1 medium-large sweet potato, baked until soft
1 (14 oz) canned coconut milk
1 tsp vanilla extract
2-3 T cinnamon (the more the better)
sprinkle of nutmeg
pinch of salt
⅓ C walnuts, roughly chopped
2 T coconut oil
¼ tsp vanilla extract
more cinnamon
one more pinch of salt
Bake your sweet potato. So poke holes in it using a fork. Preheat oven to 400°F and place your sweet potato on a baking sweet. Bake for 35-45 minutes or until your sweet potato is soft to the touch. Remove from oven, let cool and remove the skin. Place sweet potato in a food processor along with your coconut milk and puree until smooth. Then add your vanilla extract, cinnamon, nutmeg, and pinch of salt and puree one more time. Place in fridge to cool for 30min.-1 hour depending how warm your sweet potato was. Add cooled mixture to your ice cream maker and follow the directions.
While your ice cream churns, pull out a small saucepan, place on medium heat and add your 2 T coconut oil along with ¼ tsp vanilla extract. Then add your walnuts and mix around to help the coconut oil coat on all sides.

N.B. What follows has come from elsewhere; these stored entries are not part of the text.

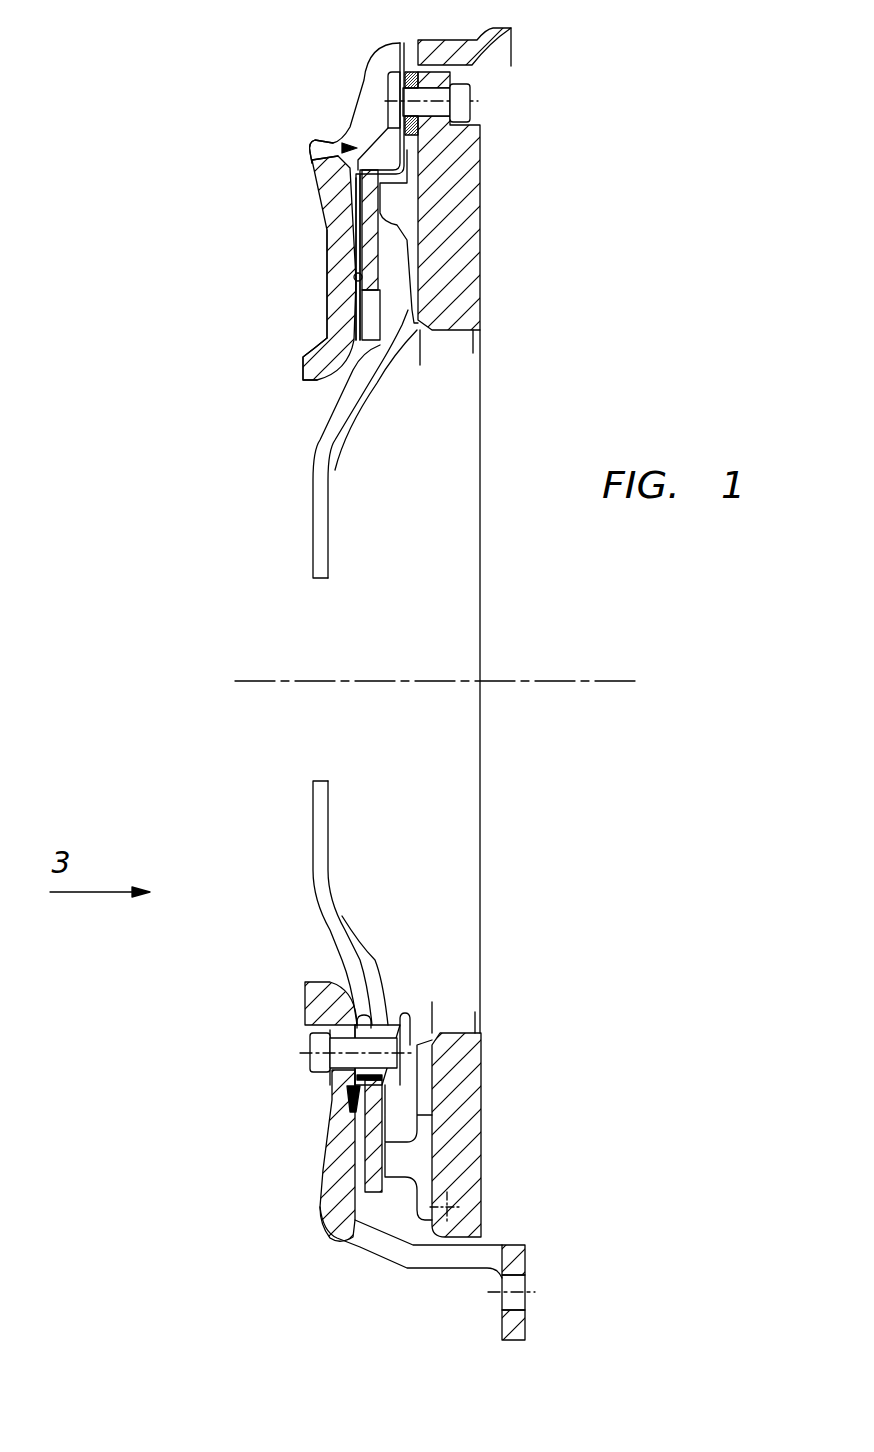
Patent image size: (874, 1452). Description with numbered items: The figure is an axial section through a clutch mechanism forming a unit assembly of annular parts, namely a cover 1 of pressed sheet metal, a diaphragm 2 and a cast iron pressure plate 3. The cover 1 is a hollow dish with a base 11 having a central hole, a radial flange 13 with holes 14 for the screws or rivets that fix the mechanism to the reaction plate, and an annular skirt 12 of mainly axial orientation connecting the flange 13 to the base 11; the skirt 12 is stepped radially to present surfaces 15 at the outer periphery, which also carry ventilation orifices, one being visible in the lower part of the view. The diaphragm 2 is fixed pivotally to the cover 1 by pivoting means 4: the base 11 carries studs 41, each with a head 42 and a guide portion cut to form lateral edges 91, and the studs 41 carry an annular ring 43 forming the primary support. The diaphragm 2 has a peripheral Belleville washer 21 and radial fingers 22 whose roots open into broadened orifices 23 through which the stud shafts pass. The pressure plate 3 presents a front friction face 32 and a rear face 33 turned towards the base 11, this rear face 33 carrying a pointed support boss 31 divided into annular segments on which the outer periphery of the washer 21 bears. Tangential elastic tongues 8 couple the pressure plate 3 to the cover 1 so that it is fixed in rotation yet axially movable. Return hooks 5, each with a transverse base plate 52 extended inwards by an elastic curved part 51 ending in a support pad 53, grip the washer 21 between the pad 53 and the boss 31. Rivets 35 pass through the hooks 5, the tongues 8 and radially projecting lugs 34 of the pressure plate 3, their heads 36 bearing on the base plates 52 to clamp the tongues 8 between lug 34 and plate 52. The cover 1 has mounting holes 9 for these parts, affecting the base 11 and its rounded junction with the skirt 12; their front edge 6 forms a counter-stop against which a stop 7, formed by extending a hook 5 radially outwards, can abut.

The cover 1 is at (302, 1213).
The diaphragm 2 is at (344, 1176).
The pressure plate 3 is at (508, 1143).
The pivoting means 4 is at (292, 1040).
The return hook 5 is at (344, 147).
The front edge 6 is at (453, 40).
The stop 7 is at (400, 63).
The tangential elastic tongue 8 is at (418, 134).
The mounting hole 9 is at (310, 158).
The base 11 is at (303, 357).
The annular skirt 12 is at (367, 1250).
The radial flange 13 is at (522, 1250).
The hole 14 is at (522, 1276).
The surface 15 is at (477, 40).
The Belleville washer 21 is at (327, 298).
The radial finger 22 is at (314, 840).
The broadened orifice 23 is at (357, 1025).
The support boss 31 is at (362, 212).
The front friction face 32 is at (479, 222).
The rear face 33 is at (330, 440).
The lug 34 is at (442, 78).
The fixing component 35 is at (468, 108).
The head 36 is at (388, 100).
The stud 41 is at (348, 1091).
The head 42 is at (400, 1082).
The annular ring 43 is at (357, 1098).
The curved part 51 is at (345, 175).
The base plate 52 is at (418, 134).
The support pad 53 is at (356, 192).
The lateral edge 91 is at (355, 1040).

Let your walnuts begin to roast. After a minute or so, they will become fragrant and then add your cinnamon and a bit of salt. Keep flipping around your walnuts so they do not burn and they can coat in the cinnamon. Once your ice cream is done, top with walnuts. 

Green Garlic Pesto (adapted from Tyrant Farms)
2 C green garlic, trimmed of any tough ends and chopped into 2-inch pieces
¼ C white wine (optional)
1 C parmesan cheese
¼ C extra virgin olive oil
juice from 1 lemon
1 C pine nuts (or your choice)
¼ C water
1 tsp salt
Pepper to taste
Place the green garlic, white wine (if using), water, and olive oil in the bottom of a food processor and pulse several times, until garlic begins to look more finely chopped. Add the nuts, lemon juice, parmesan cheese, and salt and pepper. Process until smooth. Serve with crackers, sandwiches, pastas, or as a vegetable dip. 

Asparagus with Salsa Verde, Serves 4 (Fresh Magazine)
1/3 C extra-virgin olive oil
3 T minced shallot
4 anchovy fillets, rinsed and minced to a paste
2 tsp fresh lemon juice
2 tsp capers, rinsed and finely minced
1 tsp grated lemon zest
salt to taste
1 bunch asparagus, trimmed
For the salsa: combine the olive oil, parsley, shallot, anchovies, lemon juice, capers, and lemon zest. Stir to blend and then season with salt to taste.
For the asparagus: bring a large pot of salted water to a boil over high heat. Add the asparagus and cook until just tender, about 4 minutes. Remove from water and pat dry on a towel. Arrange spears on a platter and spoon the sauce over the warm spears. Serve immediately.